Okay, I let her. I didn't take it away from her when I saw her bringing it out to the car. All the long one-hour drive into town for our monthly Costco trip I listened eagerly for the gratifying giggles that came now and then from the back seat.

After she'd read the last page I waited, breathless, for the verdict. My daughter has no problem telling me when my writing is boring, or lame, or just doesn't work.

"This is good, Mom, but after the first few chapters it feels like you're rushing."

She was right. I had been rushing. Desperately rushing to catch up from the sixth months I'd spent moving my family to Hawaii. Rushing to catch up with my dreams. Rushing to write the book I'd been waiting all my life to write. But day after day, the words only trickled out. I stopped counting words to keep from getting depressed. I pushed harder, tried to put in more hours. Still, I felt bogged down in the endless morass of the middle. Have to get out, must get to climax, must press on...

Wait a minute! Sure, I'm excited to finish this book and get on with my writing career, but what's the rush? The real fun is in the writing.

So yesterday I decided to relax and have fun. Enjoy each and every beat. Stop trying to plow through my outline and get to "the good stuff." It's all good stuff, or it isn't worth writing.

When I stopped driving myself so hard, the words came. At the end of my daily writing session I had ten pages to print out, whereas in these past weeks my daily page count had been five or six.

I'm through rushing. It slows me down.


  1. Rebecca, how true. The real fun is in the awesome discovery in the first draft. I'm still trying to convince myself that editing and revisions are fun.(Some parts are.) It's so hard not to push forward to reach those exciting scenes. But what really makes your story are all those 'slow' pages before where your character reveals herself/himself and comes to life. And you're so lucky to have your cabin girl!

  2. Awesome self-discovery! There is a rhythm to writing that has nothing to do with the rhythm of the story. I'm glad you're finding the tempo that works best!! :)

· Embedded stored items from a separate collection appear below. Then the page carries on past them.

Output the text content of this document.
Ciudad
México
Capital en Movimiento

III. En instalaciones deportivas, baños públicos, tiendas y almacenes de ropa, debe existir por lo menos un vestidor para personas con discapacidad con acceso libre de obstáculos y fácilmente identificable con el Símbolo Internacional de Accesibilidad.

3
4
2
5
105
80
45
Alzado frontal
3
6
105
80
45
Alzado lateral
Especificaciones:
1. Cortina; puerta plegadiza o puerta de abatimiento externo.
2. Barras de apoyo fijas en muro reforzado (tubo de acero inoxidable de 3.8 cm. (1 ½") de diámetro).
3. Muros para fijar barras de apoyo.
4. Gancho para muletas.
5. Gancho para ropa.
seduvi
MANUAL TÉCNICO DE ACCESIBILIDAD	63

  3. So true! Though I tackle the issue differently. I skip ahead to write the scenes I love, and then it's the challenge of making those scenes make sense that drives the rest of the book. The characters need to be in the right places, physically and emotionally, and the background has to be clear, etc. Often the scenes change as I discover more about the characters or have different ideas, but I don't make myself write all the verbiage in between those fun scenes until I've taken a crack at the fun scenes themselves. They, in turn, make the rest of the project fun, though challenging.

  4. Love the fact that you daughter not only enjoyed it but is discerning enough to give you some great insights! Awesome :)

  5. I'm guilty of doing that sometimes. I usually fix it all in the first round of revisions.

  6. Thanks for all the comments!

    Yesterday I wrote a scene I had almost decided to skip, and it turned out to be one of my favorites so far. I often find it surprisingly rewarding to simply follow my imagination, to lay out whatever visions play into my mind.

    I used to skip ahead too, Emily, but I found that when I went back to write the intermediate material the characters evolved faster than I expected. They would realize things I had meant to keep from them until later, get further ahead on their "emotional journey" than I originally planned. So then I had to entirely rewrite the "good scenes" anyways.

  7. Of course, now that I think about it, those scenes I'd skipped ahead to write would come out BETTER in the re-write because I'd already tried writing them once. Hmmm...

  8. Yeah, everyone finds their own way. I just started skipping ahead after what was probably about fifteen years of writing straight through, and skipping's worked wonders for me, but there's no right or wrong way to do it.

  9. It's so true! Sometimes we just need to whack ourselves upside the head to remind us this is fun. Or it won't be. Thanks for the gentle head-thumping.